Instanz:Gesundheits- und Sozialdepartement
Abteilung:-
Rechtsgebiet:Verschiedenes
Entscheiddatum:09.07.2025
Fallnummer:GSD 2025 1
LGVE:2025 VI Nr. 2
Gesetzesartikel:§ 29 Abs. 2 SEG, § 32a SEG, § 18 SEV
Leitsatz:Die Abgeltung von Leistungen nach dem SEG knüpft am zivilrechtlichen Wohnsitz der betreuungsbedürftigen Person an. Die Abgeltung von Leistungen eines ausserkantonalen Dienstleistungsanbieters in der Familienpflege kann gestützt auf § 29 Abs. 2 SEG in Verbindung mit § 32a SEG jedoch im Einzelfall erfolgen, wenn sich der zivilrechtliche Wohnsitz des Kindes in einem anderen Kanton, der Unterstützungswohnsitz sich jedoch in einer Luzerner Gemeinde befindet.
Rechtskraft:Dieser Entscheid ist rechtskräftig.
Entscheid:Die Geschwister A und B sind seit März 2017 in der Pflegefamilie F in der Gemeinde Z im Kanton Luzern platziert, in welcher die Kinder schon zuvor mit ihren Eltern gewohnt hatten. Diese Pflegefamilie wird in der Familienpflege von der Organisation C, einem ausserkantonalen (Berner) Dienstleistungsanbieter, begleitet und unterstützt. Nach der Trennung der Eltern zog die Mutter im August 2017 in den Kanton Bern, womit sich auch der zivilrechtliche Wohnsitz der beiden Geschwister in den Kanton Bern verschob. Ihr Unterstützungswohnsitz im Sinn des Bundesgesetzes über die Zuständigkeit für die Unterstützung Bedürftiger (Zuständigkeitsgesetz, ZUG; SR Nr. 851.1) blieb jedoch weiterhin in der Luzerner Gemeinde Z. Im Oktober 2023 wies die Dienststelle Soziales und Gesellschaft (Disg) die erneut gestellten Gesuche der Geschwister um Kostenübernahmegarantien ab. Dagegen erhob die Gemeinde Z beim Gesundheits- und Sozialdepartement Verwaltungsbeschwerde.

Aus den Erwägungen:

3.2
3.2.1
Das Gesetz über soziale Einrichtungen vom 19. März 2007 (SEG; SRL Nr. 894) regelt die Planung, Steuerung, Anerkennung und Finanzierung von stationären und ambulanten Leistungen von sozialen Einrichtungen (§ 1 Abs. 1 SEG). Gemäss § 12 SEG werden für Leistungen der anerkannten sozialen Einrichtungen in der Regel indikationsabhängige Vollkostenpauschalen je Leistungseinheit vereinbart und nach §§ 27 ff. SEG mit Leistungspauschalen, Kostenbeteiligungen und allfälligen Leistungen Dritter abgegolten.

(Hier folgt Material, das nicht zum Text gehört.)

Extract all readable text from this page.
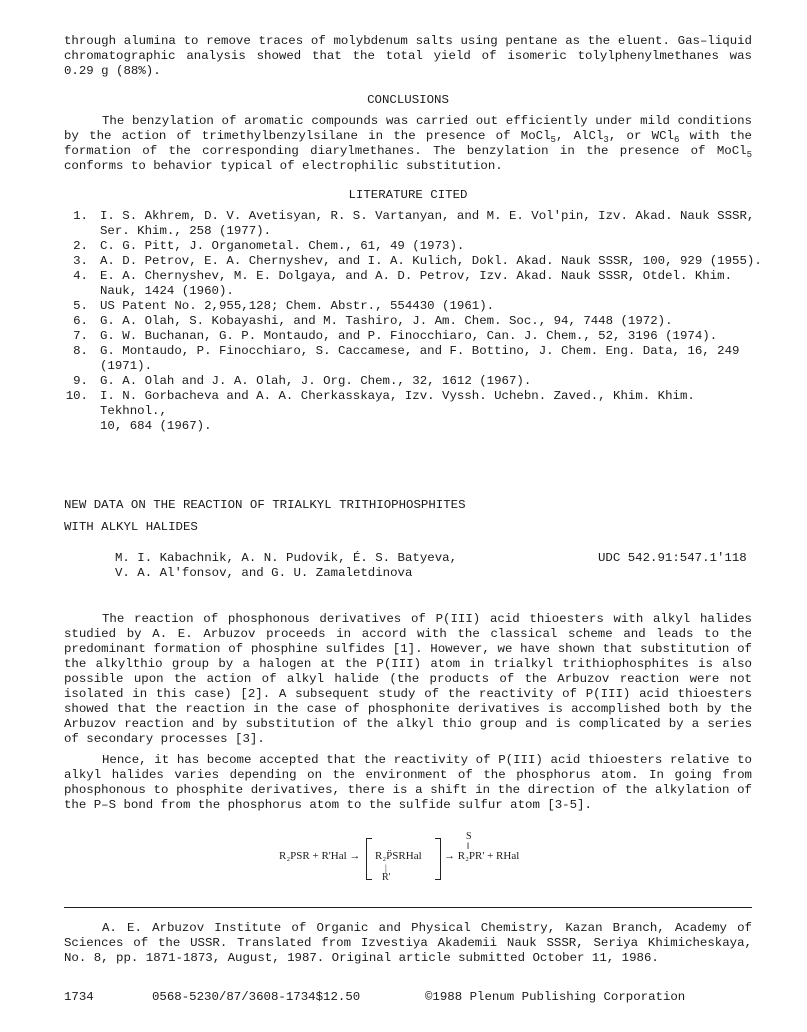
through alumina to remove traces of molybdenum salts using pentane as the eluent. Gas–liquid chromatographic analysis showed that the total yield of isomeric tolylphenylmethanes was 0.29 g (88%).

CONCLUSIONS

The benzylation of aromatic compounds was carried out efficiently under mild conditions by the action of trimethylbenzylsilane in the presence of MoCl$_5$, AlCl$_3$, or WCl$_6$ with the formation of the corresponding diarylmethanes. The benzylation in the presence of MoCl$_5$ conforms to behavior typical of electrophilic substitution.

LITERATURE CITED
1. I. S. Akhrem, D. V. Avetisyan, R. S. Vartanyan, and M. E. Vol'pin, Izv. Akad. Nauk SSSR,
Ser. Khim., 258 (1977).
2. C. G. Pitt, J. Organometal. Chem., 61, 49 (1973).
3. A. D. Petrov, E. A. Chernyshev, and I. A. Kulich, Dokl. Akad. Nauk SSSR, 100, 929 (1955).
4. E. A. Chernyshev, M. E. Dolgaya, and A. D. Petrov, Izv. Akad. Nauk SSSR, Otdel. Khim.
Nauk, 1424 (1960).
5. US Patent No. 2,955,128; Chem. Abstr., 554430 (1961).
6. G. A. Olah, S. Kobayashi, and M. Tashiro, J. Am. Chem. Soc., 94, 7448 (1972).
7. G. W. Buchanan, G. P. Montaudo, and P. Finocchiaro, Can. J. Chem., 52, 3196 (1974).
8. G. Montaudo, P. Finocchiaro, S. Caccamese, and F. Bottino, J. Chem. Eng. Data, 16, 249
(1971).
9. G. A. Olah and J. A. Olah, J. Org. Chem., 32, 1612 (1967).
10. I. N. Gorbacheva and A. A. Cherkasskaya, Izv. Vyssh. Uchebn. Zaved., Khim. Khim. Tekhnol.,
10, 684 (1967).
NEW DATA ON THE REACTION OF TRIALKYL TRITHIOPHOSPHITES
WITH ALKYL HALIDES
M. I. Kabachnik, A. N. Pudovik, É. S. Batyeva,
V. A. Al'fonsov, and G. U. Zamaletdinova
UDC 542.91:547.1'118

The reaction of phosphonous derivatives of P(III) acid thioesters with alkyl halides studied by A. E. Arbuzov proceeds in accord with the classical scheme and leads to the predominant formation of phosphine sulfides [1]. However, we have shown that substitution of the alkylthio group by a halogen at the P(III) atom in trialkyl trithiophosphites is also possible upon the action of alkyl halide (the products of the Arbuzov reaction were not isolated in this case) [2]. A subsequent study of the reactivity of P(III) acid thioesters showed that the reaction in the case of phosphonite derivatives is accomplished both by the Arbuzov reaction and by substitution of the alkyl thio group and is complicated by a series of secondary processes [3].

Hence, it has become accepted that the reactivity of P(III) acid thioesters relative to alkyl halides varies depending on the environment of the phosphorus atom. In going from phosphonous to phosphite derivatives, there is a shift in the direction of the alkylation of the P–S bond from the phosphorus atom to the sulfide sulfur atom [3-5].

R₂PSR + R'Hal → R₂P̈SRHal
|
R'
S
‖
→ R₂PR' + RHal

A. E. Arbuzov Institute of Organic and Physical Chemistry, Kazan Branch, Academy of Sciences of the USSR. Translated from Izvestiya Akademii Nauk SSSR, Seriya Khimicheskaya, No. 8, pp. 1871-1873, August, 1987. Original article submitted October 11, 1986.

1734	0568-5230/87/3608-1734$12.50	©1988 Plenum Publishing Corporation
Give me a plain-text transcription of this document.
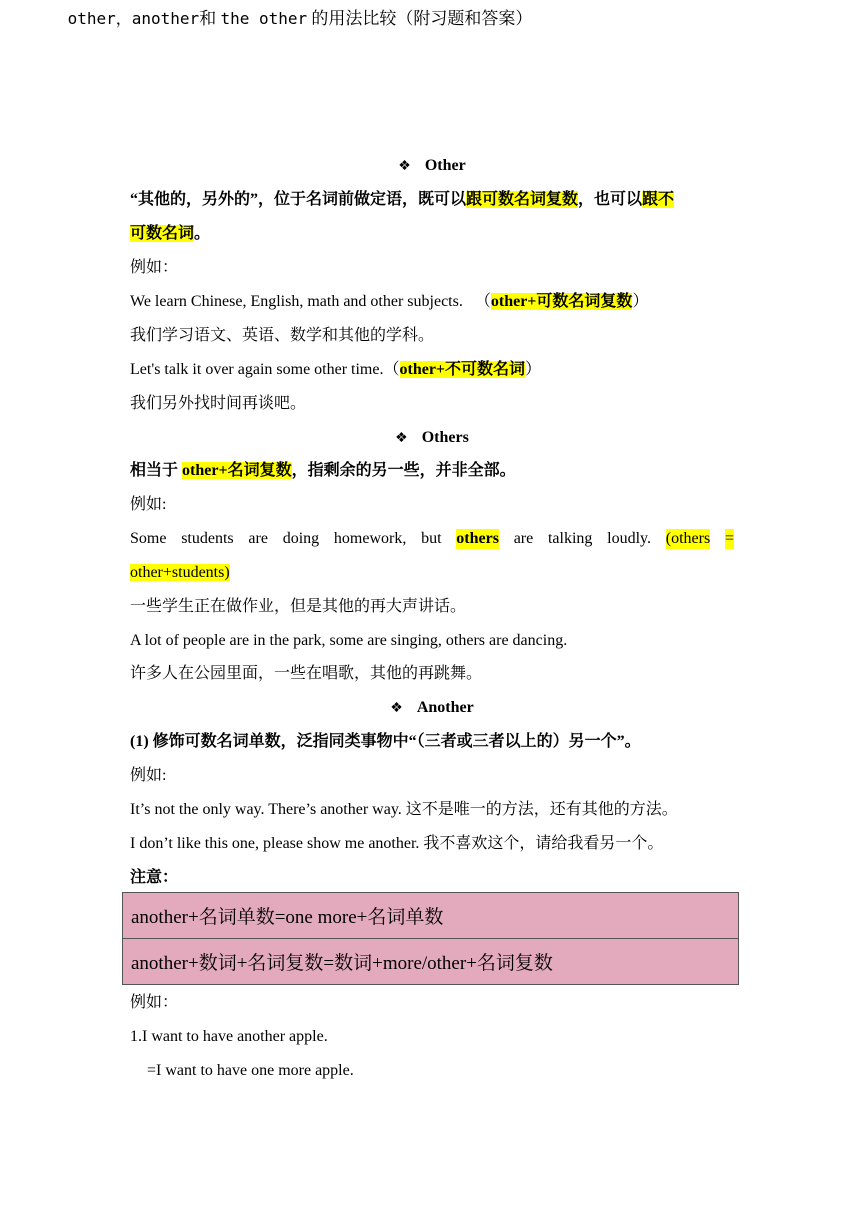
other，another和 the other 的用法比较（附习题和答案）
❖ Other
“其他的，另外的”，位于名词前做定语，既可以跟可数名词复数，也可以跟不
可数名词。
例如：
We learn Chinese, English, math and other subjects. （other+可数名词复数）
我们学习语文、英语、数学和其他的学科。
Let's talk it over again some other time.（other+不可数名词）
我们另外找时间再谈吧。
❖ Others
相当于 other+名词复数，指剩余的另一些，并非全部。
例如:
Some students are doing homework, but others are talking loudly. (others =
other+students)
一些学生正在做作业，但是其他的再大声讲话。
A lot of people are in the park, some are singing, others are dancing.
许多人在公园里面，一些在唱歌，其他的再跳舞。
❖ Another
(1) 修饰可数名词单数，泛指同类事物中“（三者或三者以上的）另一个”。
例如:
It’s not the only way. There’s another way. 这不是唯一的方法，还有其他的方法。
I don’t like this one, please show me another. 我不喜欢这个，请给我看另一个。
注意：
another+名词单数=one more+名词单数
another+数词+名词复数=数词+more/other+名词复数
例如：
1.I want to have another apple.
=I want to have one more apple.
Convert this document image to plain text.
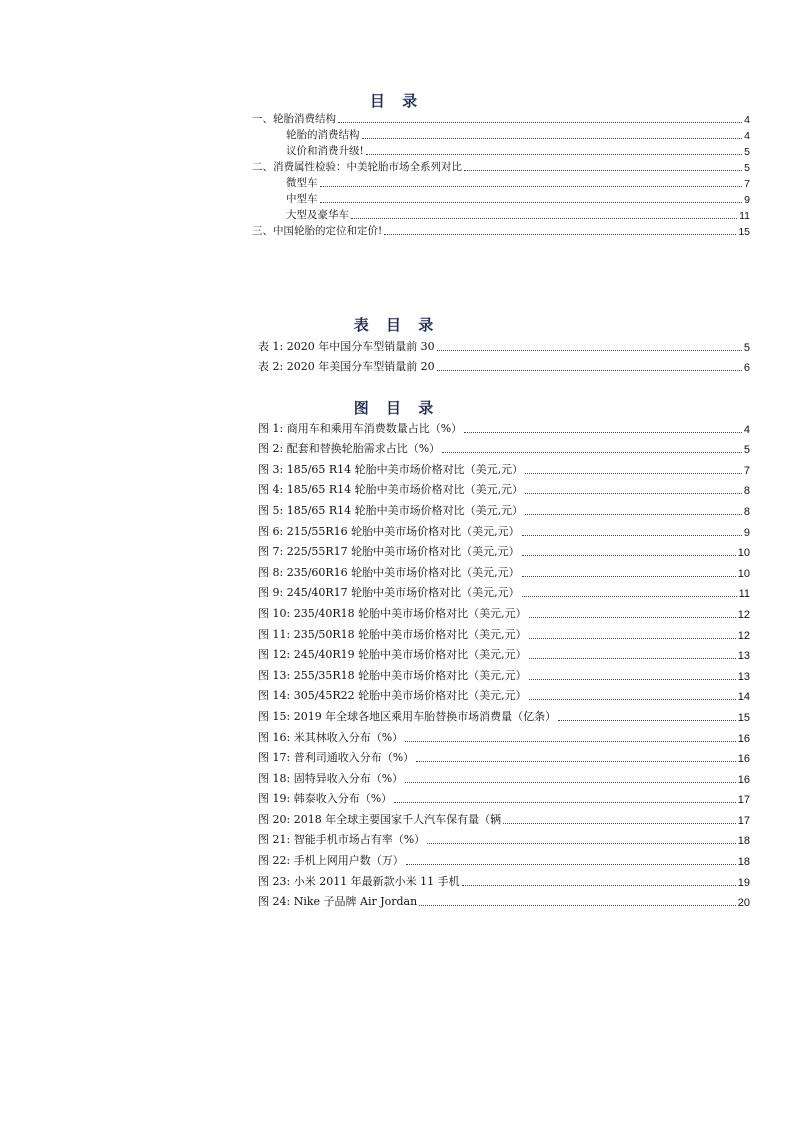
目 录
一、轮胎消费结构	4
轮胎的消费结构	4
议价和消费升级!	5
二、消费属性检验：中美轮胎市场全系列对比	5
微型车	7
中型车	9
大型及豪华车	11
三、中国轮胎的定位和定价!	15
表 目 录
表 1: 2020 年中国分车型销量前 30	5
表 2: 2020 年美国分车型销量前 20	6
图 目 录
图 1: 商用车和乘用车消费数量占比（%）	4
图 2: 配套和替换轮胎需求占比（%）	5
图 3: 185/65 R14 轮胎中美市场价格对比（美元,元）	7
图 4: 185/65 R14 轮胎中美市场价格对比（美元,元）	8
图 5: 185/65 R14 轮胎中美市场价格对比（美元,元）	8
图 6: 215/55R16 轮胎中美市场价格对比（美元,元）	9
图 7: 225/55R17 轮胎中美市场价格对比（美元,元）	10
图 8: 235/60R16 轮胎中美市场价格对比（美元,元）	10
图 9: 245/40R17 轮胎中美市场价格对比（美元,元）	11
图 10: 235/40R18 轮胎中美市场价格对比（美元,元）	12
图 11: 235/50R18 轮胎中美市场价格对比（美元,元）	12
图 12: 245/40R19 轮胎中美市场价格对比（美元,元）	13
图 13: 255/35R18 轮胎中美市场价格对比（美元,元）	13
图 14: 305/45R22 轮胎中美市场价格对比（美元,元）	14
图 15: 2019 年全球各地区乘用车胎替换市场消费量（亿条）	15
图 16: 米其林收入分布（%）	16
图 17: 普利司通收入分布（%）	16
图 18: 固特异收入分布（%）	16
图 19: 韩泰收入分布（%）	17
图 20: 2018 年全球主要国家千人汽车保有量（辆	17
图 21: 智能手机市场占有率（%）	18
图 22: 手机上网用户数（万）	18
图 23: 小米 2011 年最新款小米 11 手机	19
图 24: Nike 子品牌 Air Jordan	20
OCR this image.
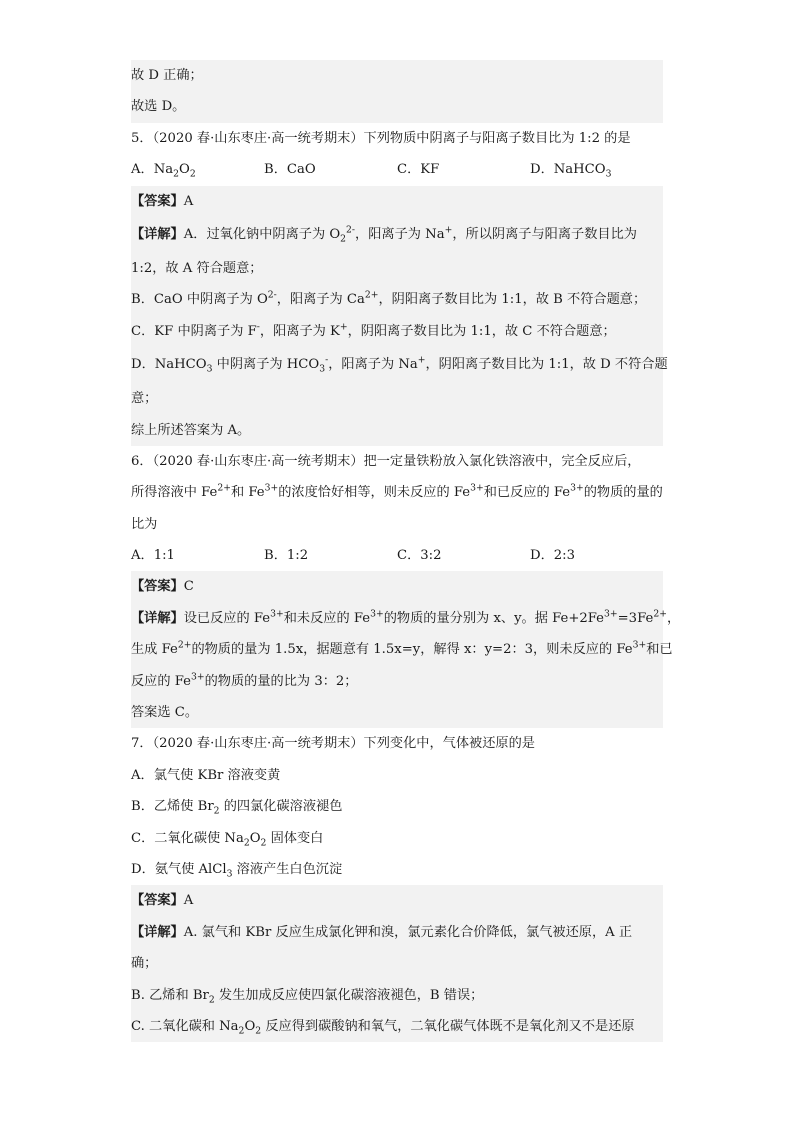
故 D 正确；
故选 D。
5．（2020 春·山东枣庄·高一统考期末）下列物质中阴离子与阳离子数目比为 1:2 的是
A．$Na_2O_2$	B．CaO	C．KF	D．NaHCO$_3$
【答案】A
【详解】A．过氧化钠中阴离子为 $O_2^{2-}$，阳离子为 Na+，所以阴离子与阳离子数目比为
1:2，故 A 符合题意；
B．CaO 中阴离子为 $O^{2-}$，阳离子为 $Ca^{2+}$，阴阳离子数目比为 1:1，故 B 不符合题意；
C．KF 中阴离子为 F-，阳离子为 K+，阴阳离子数目比为 1:1，故 C 不符合题意；
D．NaHCO$_3$ 中阴离子为 $HCO_3^-$，阳离子为 Na+，阴阳离子数目比为 1:1，故 D 不符合题
意；
综上所述答案为 A。
6．（2020 春·山东枣庄·高一统考期末）把一定量铁粉放入氯化铁溶液中，完全反应后，
所得溶液中 $Fe^{2+}$和 $Fe^{3+}$的浓度恰好相等，则未反应的 $Fe^{3+}$和已反应的 $Fe^{3+}$的物质的量的
比为
A．1:1	B．1:2	C．3:2	D．2:3
【答案】C
【详解】设已反应的 $Fe^{3+}$和未反应的 $Fe^{3+}$的物质的量分别为 x、y。据 $Fe+2Fe^{3+}=3Fe^{2+}$，
生成 $Fe^{2+}$的物质的量为 1.5x，据题意有 1.5x=y，解得 x：y=2：3，则未反应的 $Fe^{3+}$和已
反应的 $Fe^{3+}$的物质的量的比为 3：2；
答案选 C。
7．（2020 春·山东枣庄·高一统考期末）下列变化中，气体被还原的是
A．氯气使 KBr 溶液变黄
B．乙烯使 $Br_2$ 的四氯化碳溶液褪色
C．二氧化碳使 $Na_2O_2$ 固体变白
D．氨气使 AlCl$_3$ 溶液产生白色沉淀
【答案】A
【详解】A. 氯气和 KBr 反应生成氯化钾和溴，氯元素化合价降低，氯气被还原，A 正
确；
B. 乙烯和 $Br_2$ 发生加成反应使四氯化碳溶液褪色，B 错误；
C. 二氧化碳和 $Na_2O_2$ 反应得到碳酸钠和氧气，二氧化碳气体既不是氧化剂又不是还原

Gemäss § 23 Abs. 1 SEG muss vor dem Eintritt oder der Einweisung einer betreuungsbedürftigen Person in eine soziale Einrichtung bei der zuständigen Behörde eine Kostenübernahmegarantie eingeholt werden, es sei denn, dies sei aus Zeitnot nicht möglich (vgl. § 23 Abs. 2 SEG). Erfolgt der Eintritt ohne Kostenübernahmegarantie, sind der Kanton und die Gemeinden zu keinen Leistungen nach dem SEG verpflichtet (§ 24 SEG). Zuständig für die Erteilung von Kostenübernahmegarantien für Aufenthalte in inner- sowie ausserkantonalen sozialen Einrichtungen ist die Disg (§ 11 Abs. 1d und e Verordnung zum Gesetz über soziale Einrichtungen [SEV] vom 7.1.2020; SRL Nr. 894b). Die Leistungsabgeltung erfolgt auf Basis von vorher mit den sozialen Einrichtungen vereinbarten Vollkostenpauschalen, welche dem jeweiligen Angebot angepasst sind (Botschaft B 171 zur Weiterentwicklung bedarfsgerechter Angebote für Kinder, Jugendliche und Erwachsene mit besonderem Betreuungsbedarf und dem Entwurf Teilrevision des Gesetzes über soziale Einrichtungen [SEG] vom 28.5.2019, S. 63; nachfolgend: Botschaft B 171). Diese Pauschalen werden rechnerisch auf Basis des Gesamtaufwandes und der zu erwartenden Abrechnungseinheiten der einzelnen sozialen Einrichtungen bestimmt (§ 20 f. SEV; Botschaft B 171, S. 19). Die Leistungspauschalen werden vom Kanton und von den Gemeinden gemeinsam getragen (§ 28 Abs. 1 Bst. a und Abs. 2 SEG). Die Vorinstanz entscheidet nach Prüfung der formellen und fachlichen Voraussetzungen über die Gesuche um Kostenübernahmegarantie, zahlt die Leistungspauschale aus und stellt die Hälfte der SEG-Kosten der Gesamtheit der Gemeinden in Rechnung. Der Anteil der einzelnen Gemeinden berechnet sich nach Massgabe der ständigen Wohnbevölkerung (§ 28 SEG). Kostenbeteiligung sowie die individuellen Nebenkosten sind Kosten des Unterhalts und stellen gemäss § 31 SEG einen Beitrag an die Kosten für die Verpflegung und die Unterkunft der betreuungsbedürftigen Person dar. Diese Positionen sind von der betreuten Person bzw. den unterhaltspflichtigen Eltern, den unterstützungspflichtigen Verwandten und subsidiär vom unterstützungspflichtigen Gemeinwesen zu übernehmen (vgl. § 31 SEG). Tritt Letzteres ein, so handelt es sich um wirtschaftliche Sozialhilfe (§§ 27 ff. des Sozialhilfegesetzes, SHG; SRL Nr. 892).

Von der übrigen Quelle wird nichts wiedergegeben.